Ma mère ne se nourrissait jamais, elle apportait à son organisme des éléments nutritifs, des fibres des vitamines de préférence sans sel.
Une casserole de nouilles fades et molles c’était des sucres lents ; le bol de lait bouilli du matin du calcium pour la construction de nos os, et la cuillère d’huile de foi de morue obligatoire les matins d’hiver pour cette vitamine E essentielle..
Privilégiant les légumes du jardin, les oeufs du poulailler
Et les conserves maisons. Les confitures tout fruits.
Elle n’a pas fait de vieux os avec sa cuisine insipidement équilibrée.
Et je prends la carriole pour le supermarché du coin et le fiston qui me lance un : » ramène moi des protéines et des céréales? »

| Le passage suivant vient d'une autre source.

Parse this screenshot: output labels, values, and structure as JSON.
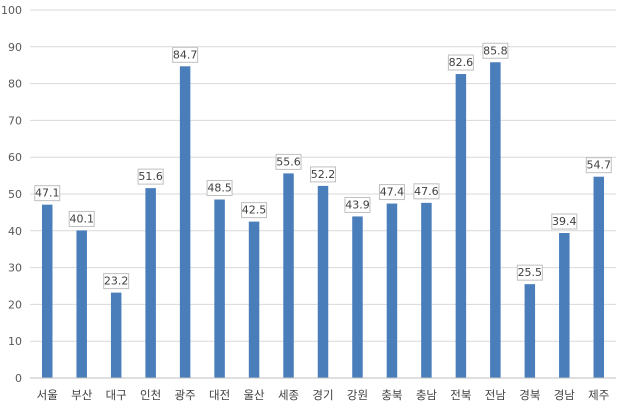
{
  "chart_data": {
    "type": "bar",
    "categories": [
      "서울",
      "부산",
      "대구",
      "인천",
      "광주",
      "대전",
      "울산",
      "세종",
      "경기",
      "강원",
      "충북",
      "충남",
      "전북",
      "전남",
      "경북",
      "경남",
      "제주"
    ],
    "values": [
      47.1,
      40.1,
      23.2,
      51.6,
      84.7,
      48.5,
      42.5,
      55.6,
      52.2,
      43.9,
      47.4,
      47.6,
      82.6,
      85.8,
      25.5,
      39.4,
      54.7
    ],
    "data_labels": [
      "47.1",
      "40.1",
      "23.2",
      "51.6",
      "84.7",
      "48.5",
      "42.5",
      "55.6",
      "52.2",
      "43.9",
      "47.4",
      "47.6",
      "82.6",
      "85.8",
      "25.5",
      "39.4",
      "54.7"
    ],
    "y_ticks": [
      "0",
      "10",
      "20",
      "30",
      "40",
      "50",
      "60",
      "70",
      "80",
      "90",
      "100"
    ],
    "ylim": [
      0,
      100
    ],
    "title": "",
    "xlabel": "",
    "ylabel": "",
    "grid": true,
    "legend": "none",
    "bar_color": "#4a7ebb"
  }
}
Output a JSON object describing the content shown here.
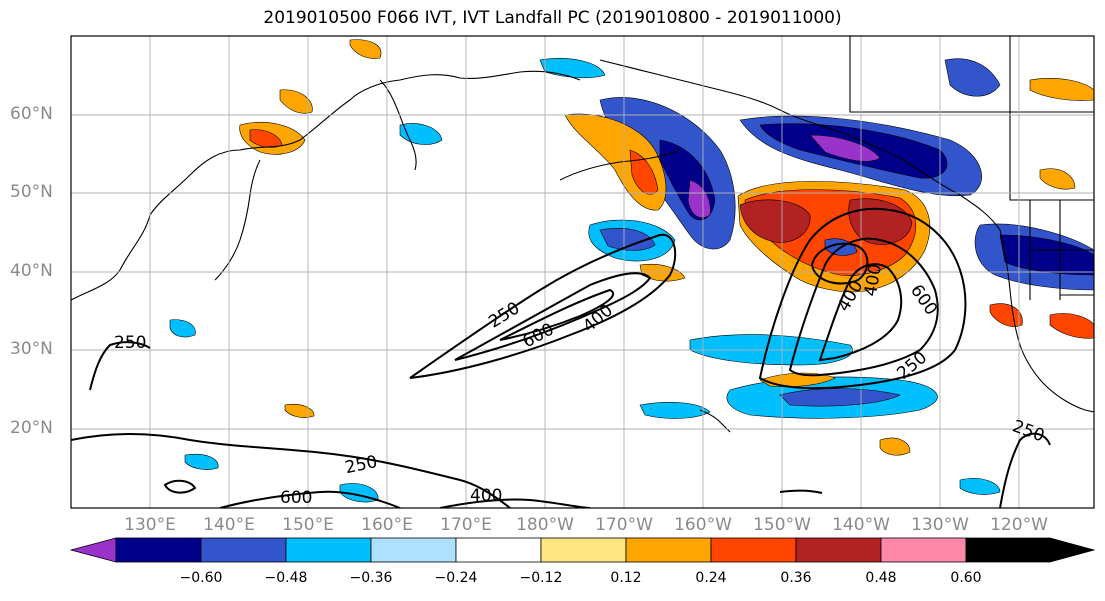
{
  "title": "2019010500 F066 IVT, IVT Landfall PC (2019010800 - 2019011000)",
  "lat_ticks": [
    "60°N",
    "50°N",
    "40°N",
    "30°N",
    "20°N"
  ],
  "lon_ticks": [
    "130°E",
    "140°E",
    "150°E",
    "160°E",
    "170°E",
    "180°W",
    "170°W",
    "160°W",
    "150°W",
    "140°W",
    "130°W",
    "120°W"
  ],
  "contour_labels": [
    "250",
    "600",
    "400",
    "250",
    "400",
    "400",
    "600",
    "250",
    "250",
    "250",
    "600",
    "400"
  ],
  "colorbar": {
    "labels": [
      "−0.60",
      "−0.48",
      "−0.36",
      "−0.24",
      "−0.12",
      "0.12",
      "0.24",
      "0.36",
      "0.48",
      "0.60"
    ],
    "colors": [
      "#9933cc",
      "#00008b",
      "#3355cc",
      "#00bfff",
      "#aee0ff",
      "#ffffff",
      "#ffe680",
      "#ffa500",
      "#ff4500",
      "#b22222",
      "#ff88aa"
    ]
  }
}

Voilà qu’il s’y met lui aussi, pourtant la mémé, il ne l’a vu que bébé.
Du coup je me suis fendue d’une pissaladière au four.
Ça sent bon .
Plus que son blanc de poulet sous cellophane.
Moi je sais ce qu’il va manger ce soir.
Le goût, l’odeur et le plaisir c’est aussi vivre, et il commence à me gonfler avec cette nouvelle lubie.
Parce que pour lui il n’y a que les repas qui doivent être équilibrés.
Les en cas ça ne comptent pas.
Ni les fraises Tagada , mais là j’ai planqué la poche, pour sa santé je me dévoue et ma langue est rouge de colorant interdit.